UNITED NATIONS- It was 26 years ago and Cuba's then-leader, Fidel Castro, foresaw today's global economic crisis, a Cuban official said on Wednesday.
During a conference of nonaligned countries in 1983, Castro said in a speech that declining foreign trade, hunger and unemployment would eventually take their toll on the global economy, Trade Minister Rodrigo Malmierca Diaz told a U.N. meeting on the world economic downturn.
The current state of the world economy and its gloomy outlook should lead to a profound reflection in governments and in the most lucid minds of the developed world, the minister quoted the former communist leader as saying 26 years ago.
That prognosis remains completely valid, Malmierca Diaz told the U.N. General Assembly. If anything has changed, it is that the issues then raised have worsened.

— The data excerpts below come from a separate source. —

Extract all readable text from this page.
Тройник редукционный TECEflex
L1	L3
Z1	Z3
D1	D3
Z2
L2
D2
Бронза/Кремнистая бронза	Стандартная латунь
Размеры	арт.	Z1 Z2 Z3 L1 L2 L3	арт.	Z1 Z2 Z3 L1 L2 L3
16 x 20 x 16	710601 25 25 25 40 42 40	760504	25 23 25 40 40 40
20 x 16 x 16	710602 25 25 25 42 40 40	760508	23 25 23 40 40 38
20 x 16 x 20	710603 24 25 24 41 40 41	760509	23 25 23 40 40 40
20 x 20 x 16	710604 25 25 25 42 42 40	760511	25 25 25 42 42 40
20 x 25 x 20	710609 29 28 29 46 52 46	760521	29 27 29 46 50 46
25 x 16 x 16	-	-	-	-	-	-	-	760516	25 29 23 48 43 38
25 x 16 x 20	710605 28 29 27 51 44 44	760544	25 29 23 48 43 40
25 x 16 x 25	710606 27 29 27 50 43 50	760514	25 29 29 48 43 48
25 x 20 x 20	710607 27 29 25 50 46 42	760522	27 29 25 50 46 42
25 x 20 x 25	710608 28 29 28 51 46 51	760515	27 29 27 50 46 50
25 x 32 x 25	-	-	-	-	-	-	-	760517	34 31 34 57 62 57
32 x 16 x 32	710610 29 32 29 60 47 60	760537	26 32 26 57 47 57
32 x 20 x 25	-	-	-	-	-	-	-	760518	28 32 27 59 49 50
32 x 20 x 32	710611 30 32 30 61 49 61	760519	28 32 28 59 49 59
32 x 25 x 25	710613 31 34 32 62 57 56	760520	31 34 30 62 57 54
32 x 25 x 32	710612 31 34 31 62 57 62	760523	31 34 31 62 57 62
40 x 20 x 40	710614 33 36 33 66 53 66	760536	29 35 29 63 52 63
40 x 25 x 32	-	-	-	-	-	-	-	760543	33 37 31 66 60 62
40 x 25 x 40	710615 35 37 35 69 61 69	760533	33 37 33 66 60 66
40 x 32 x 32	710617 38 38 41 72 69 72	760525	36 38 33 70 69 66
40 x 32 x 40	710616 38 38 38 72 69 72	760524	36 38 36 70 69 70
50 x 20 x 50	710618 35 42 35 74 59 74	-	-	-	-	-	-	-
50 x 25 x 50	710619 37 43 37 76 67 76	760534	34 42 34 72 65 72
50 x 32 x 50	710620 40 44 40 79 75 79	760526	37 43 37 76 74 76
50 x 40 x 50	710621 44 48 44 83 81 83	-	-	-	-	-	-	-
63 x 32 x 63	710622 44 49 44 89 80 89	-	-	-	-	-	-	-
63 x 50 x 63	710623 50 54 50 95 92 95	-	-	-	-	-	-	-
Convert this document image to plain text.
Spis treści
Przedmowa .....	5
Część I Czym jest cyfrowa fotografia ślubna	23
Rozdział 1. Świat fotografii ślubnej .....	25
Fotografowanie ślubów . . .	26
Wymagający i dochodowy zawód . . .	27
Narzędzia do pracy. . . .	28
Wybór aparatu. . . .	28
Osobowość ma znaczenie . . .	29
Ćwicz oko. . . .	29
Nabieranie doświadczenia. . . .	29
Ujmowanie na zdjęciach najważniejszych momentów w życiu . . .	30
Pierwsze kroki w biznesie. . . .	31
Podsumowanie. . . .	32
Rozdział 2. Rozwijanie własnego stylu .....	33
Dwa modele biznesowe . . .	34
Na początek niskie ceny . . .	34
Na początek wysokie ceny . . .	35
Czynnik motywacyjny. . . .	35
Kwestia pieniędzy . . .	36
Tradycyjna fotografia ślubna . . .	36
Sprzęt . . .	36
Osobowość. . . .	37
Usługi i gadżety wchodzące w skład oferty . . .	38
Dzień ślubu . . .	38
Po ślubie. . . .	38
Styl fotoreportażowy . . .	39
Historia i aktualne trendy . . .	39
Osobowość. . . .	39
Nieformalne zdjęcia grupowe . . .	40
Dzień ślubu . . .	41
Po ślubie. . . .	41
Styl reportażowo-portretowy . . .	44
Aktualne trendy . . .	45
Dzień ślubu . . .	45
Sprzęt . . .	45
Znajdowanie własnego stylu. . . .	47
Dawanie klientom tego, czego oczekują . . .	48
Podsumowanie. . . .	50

Castro, who took power in a 1959 revolution and rapidly steered the Caribbean island leftward, has long criticized the capitalist system. The United States for decades has isolated the communist-ruled country 90 miles (145 km) off the coast of Florida.
Malmierca Diaz added that measures recommended by the G20 club of big developed and developing nations would not be sufficient to solve the global crisis because they are not aimed at eliminating the causes of the crisis -- namely capitalism.
The minister also called for the end of the Bretton Woods institutions such as the International Monetary Fund and said the United Nations should host an international conference to refound the world's financial and monetary system.
Castro retired as Cuba's president in February 2008 due to health problems and was succeeded by his brother Raul, but he retains a powerful voice through columns in state-run media.